Meaning, not people you want to hang out with anyway. (Especially at group dinners – they nickel-and-dime every check.)

3. Yes, you were smug and self-righteous once too. But so is just about everyone – once. Then life points out exactly how faulty our radar can be, and then the freshly humbled find a way to live and let live and be grateful for the education. It’s called growing up. And then out, and soft, and spotty, and there you have it.

4. You did your best? OK. Good. Stop apologizing.

Of all the 6-plus billion people in all the world, you are the only one who has to live every day with you. Instead of swearing off romance – which makes you into your roommate of last resort – start treating yourself as your roommate of choice.

Positive, but also conveniently powerful: Gaining your own approval frees you from a dependence on others’, which puts you in the unique position to flip your detractors the bird. How’s that for a graceful approach.

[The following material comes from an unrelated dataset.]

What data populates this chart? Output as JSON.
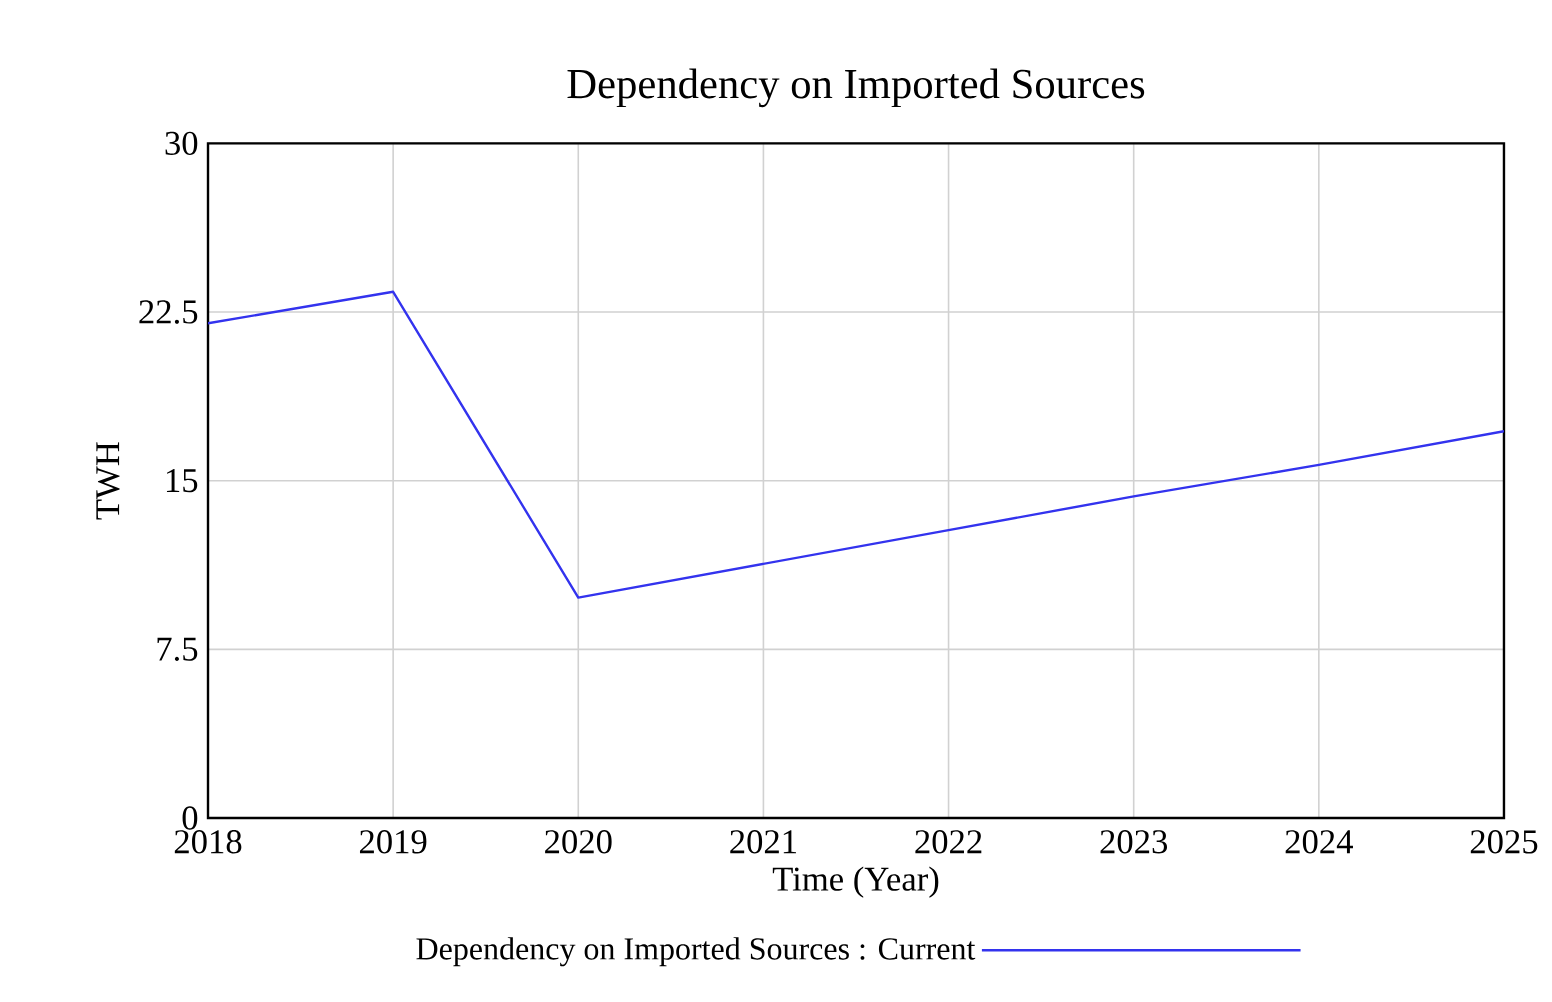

Carolyn: I have close friends who, like me, are nearing 30, and I’m curious what their baby hopes are. I’m unmarried and childless; I’m not asking in an I-think-you-should-have-kids way. I can ask them about jobs, family, house-buying plans, etc., but is the baby question totally off limits? – Vermont

I’d ask you to define “close,” but your close friends’ definition of close, not yours, is the one that applies, so we’ll have to find some other way to find out if you’re close enough to ask.

Like, asking them what their baby hopes are.

There is genuine cause to be sensitive about the way you raise such a private topic. Polite people don’t ask.

But when courtesy hardens into boilerplate silence, the point of friendship gets lost, so genuinely close friends get a backstage pass. Plus, your phrasing is gentle; if you’re loving, not nosy, you’re fine. And if they can’t tell the difference, their loss.